Criminalisation of seafarers mirrors nowadays attitude to those who devoted their lives to seagoing career. Promulgation of stricter rules partly promoted by ISM and ISPS codes and partly by industry itself plus all time increasing workload and documentation abuse, all this, leave almost no room for private life and enjoyment on board such as evening bottle of beer in the smoking room or easy talk over a glass of wine at Sunday dinner.
As story goes, the life on board of modern tanker consist of 14-16 hours of work and duties, sometimes more.
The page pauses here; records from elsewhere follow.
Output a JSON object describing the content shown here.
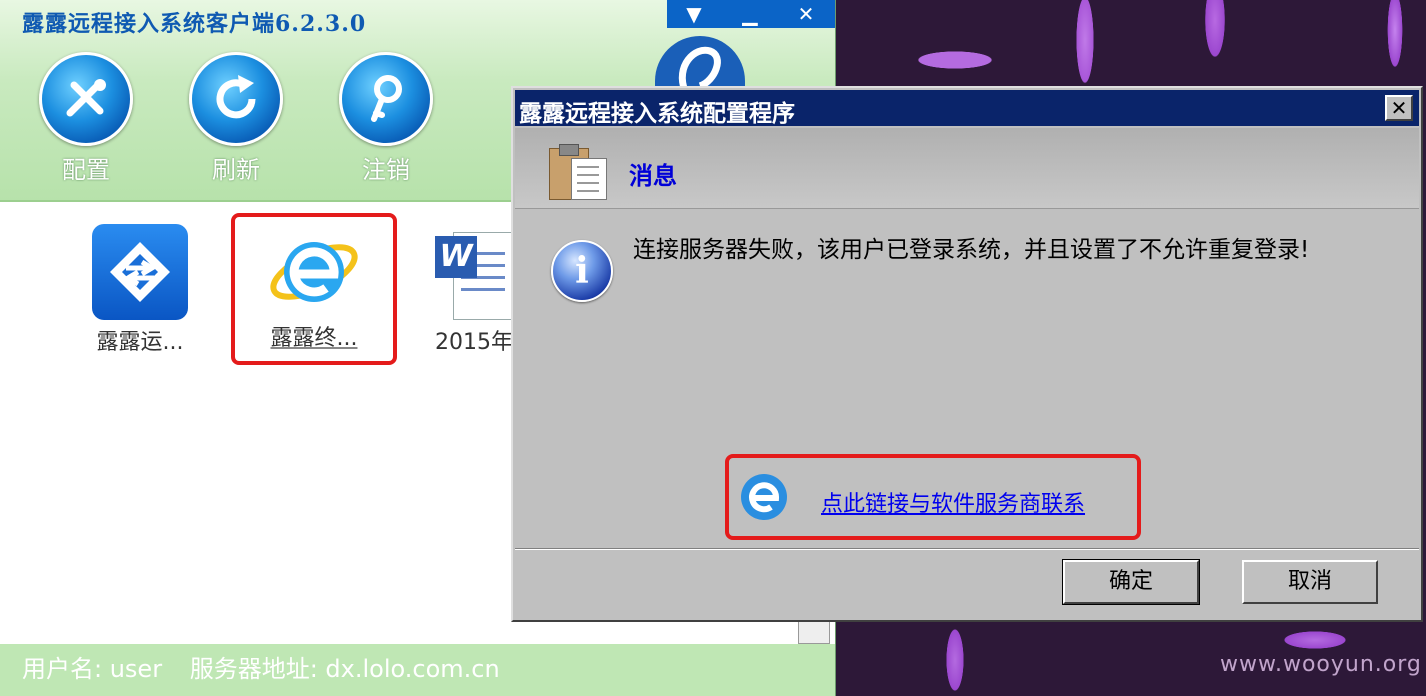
{
  "client": {
    "title": "露露远程接入系统客户端6.2.3.0",
    "window_controls": {
      "dropdown": "▼",
      "minimize": "▁",
      "close": "✕"
    },
    "toolbar": [
      {
        "label": "配置",
        "icon": "tools-icon"
      },
      {
        "label": "刷新",
        "icon": "refresh-icon"
      },
      {
        "label": "注销",
        "icon": "key-icon"
      }
    ],
    "desktop_items": [
      {
        "label": "露露运...",
        "icon": "arrows-app-icon"
      },
      {
        "label": "露露终...",
        "icon": "ie-browser-icon"
      },
      {
        "label": "2015年",
        "icon": "word-doc-icon"
      }
    ],
    "status": {
      "user": "用户名: user",
      "server": "服务器地址: dx.lolo.com.cn"
    }
  },
  "dialog": {
    "title": "露露远程接入系统配置程序",
    "close": "✕",
    "header_title": "消息",
    "info_glyph": "i",
    "message": "连接服务器失败，该用户已登录系统，并且设置了不允许重复登录!",
    "link": "点此链接与软件服务商联系",
    "ok_label": "确定",
    "cancel_label": "取消"
  },
  "watermark": "www.wooyun.org",
  "colors": {
    "client_title": "#0f5ab2",
    "dialog_titlebar": "#0a246a",
    "highlight": "#e41b1b",
    "link": "#0000ee"
  }
}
Remaining time dedicated to sleep and food intake - not breakfast, lunch or dinner but just food intake, when individual does not enjoy the meal but consumes it as inevitable necessity.
For comparison there is a description of life in Swedish prison:
Every prisoner has his own cell with a television airing the World Cup games for free; every six months, the prisoner gets to tour the streets of Stockholm accompanied by a police car; and the highlight – every prisoner has the right to a three-day conjugal right in a three-room luxury apartment in the prison…. The prison cell is sparkling clean, and over the weekend the prison does not serve food and each prisoner is allowed to order a variety of raw materials at a limited budget in order to fix himself a meal…. The kitchen is modern and sophisticated, like in a restaurant. In addition, the prisoners are offered a variety of activities such as football and basketball games.
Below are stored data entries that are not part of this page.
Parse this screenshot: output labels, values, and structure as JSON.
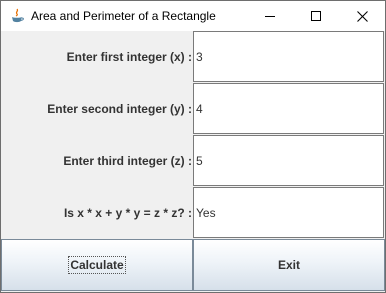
{
  "window": {
    "title": "Area and Perimeter of a Rectangle",
    "controls": {
      "minimize": "minimize-icon",
      "maximize": "maximize-icon",
      "close": "close-icon"
    }
  },
  "form": {
    "rows": [
      {
        "label": "Enter first integer (x) :",
        "value": "3"
      },
      {
        "label": "Enter second integer (y) :",
        "value": "4"
      },
      {
        "label": "Enter third integer (z) :",
        "value": "5"
      },
      {
        "label": "Is x * x + y * y = z * z? :",
        "value": "Yes"
      }
    ]
  },
  "buttons": {
    "calculate": "Calculate",
    "exit": "Exit"
  },
  "colors": {
    "label_text": "#333333",
    "field_border": "#7a7a7a",
    "background": "#f0f0f0"
  }
}
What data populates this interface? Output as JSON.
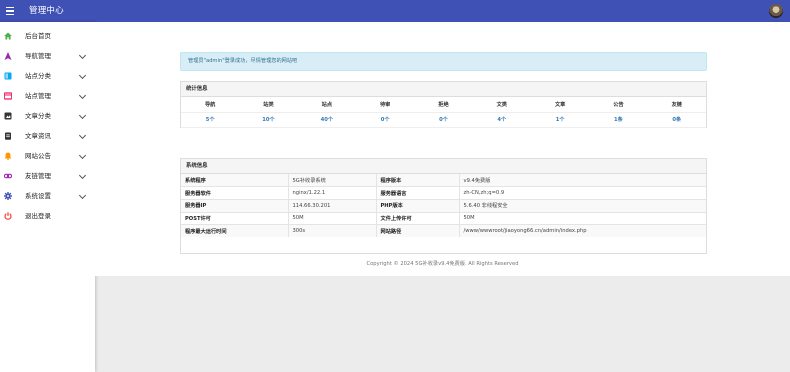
{
  "header": {
    "title": "管理中心",
    "menu_icon": "hamburger-menu-icon",
    "avatar_icon": "user-avatar-icon"
  },
  "sidebar": {
    "items": [
      {
        "label": "后台首页",
        "icon": "home-icon",
        "color": "#4caf50",
        "has_submenu": false
      },
      {
        "label": "导航管理",
        "icon": "navigation-icon",
        "color": "#9c27b0",
        "has_submenu": true
      },
      {
        "label": "站点分类",
        "icon": "category-icon",
        "color": "#03a9f4",
        "has_submenu": true
      },
      {
        "label": "站点管理",
        "icon": "site-manage-icon",
        "color": "#e91e63",
        "has_submenu": true
      },
      {
        "label": "文章分类",
        "icon": "article-category-icon",
        "color": "#333333",
        "has_submenu": true
      },
      {
        "label": "文章资讯",
        "icon": "article-news-icon",
        "color": "#333333",
        "has_submenu": true
      },
      {
        "label": "网站公告",
        "icon": "bell-icon",
        "color": "#ff9800",
        "has_submenu": true
      },
      {
        "label": "友链管理",
        "icon": "link-icon",
        "color": "#9c27b0",
        "has_submenu": true
      },
      {
        "label": "系统设置",
        "icon": "gear-icon",
        "color": "#3f51b5",
        "has_submenu": true
      },
      {
        "label": "退出登录",
        "icon": "power-icon",
        "color": "#f44336",
        "has_submenu": false
      }
    ]
  },
  "alert": {
    "text": "管理员\"admin\"登录成功，尽情管理您的网站吧"
  },
  "stats": {
    "title": "统计信息",
    "headers": [
      "导航",
      "站类",
      "站点",
      "待审",
      "拒绝",
      "文类",
      "文章",
      "公告",
      "友链"
    ],
    "values": [
      "5个",
      "10个",
      "40个",
      "0个",
      "0个",
      "4个",
      "1个",
      "1条",
      "0条"
    ]
  },
  "system": {
    "title": "系统信息",
    "rows": [
      {
        "k1": "系统程序",
        "v1": "5G补收录系统",
        "k2": "程序版本",
        "v2": "v9.4免费版"
      },
      {
        "k1": "服务器软件",
        "v1": "nginx/1.22.1",
        "k2": "服务器语言",
        "v2": "zh-CN,zh;q=0.9"
      },
      {
        "k1": "服务器IP",
        "v1": "114.66.30.201",
        "k2": "PHP版本",
        "v2": "5.6.40 非线程安全"
      },
      {
        "k1": "POST许可",
        "v1": "50M",
        "k2": "文件上传许可",
        "v2": "50M"
      },
      {
        "k1": "程序最大运行时间",
        "v1": "300s",
        "k2": "网站路径",
        "v2": "/www/wwwroot/jiaoyong66.cn/admin/index.php"
      }
    ]
  },
  "footer": {
    "text": "Copyright © 2024 5G补收录v9.4免费版. All Rights Reserved"
  }
}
One can see that life in prison in some parts of the world is at least not worse than that we live on board of seagoing vessel. Then why to be surprised that society treats us like criminals, in so far as our life has so much in common with prisoners: constant confinement, bad or tolerable food, excessive workload to keep our minds and bodies permanently occupied and high nervous tension when price of mistake is so high.
Criminalisation of Masters and Seafarers Conference
There can be no doubt, also, about the increasing trend to initiate criminal proceedings following maritime mishaps. The thinking among those who advocate such an approach must surely be that a harsh punitive climate results in a greater deterrent effect and, consequently, a reduction in the type of incidents that we are all seeking to prevent.
So that is a question why and how … and what might be an answer?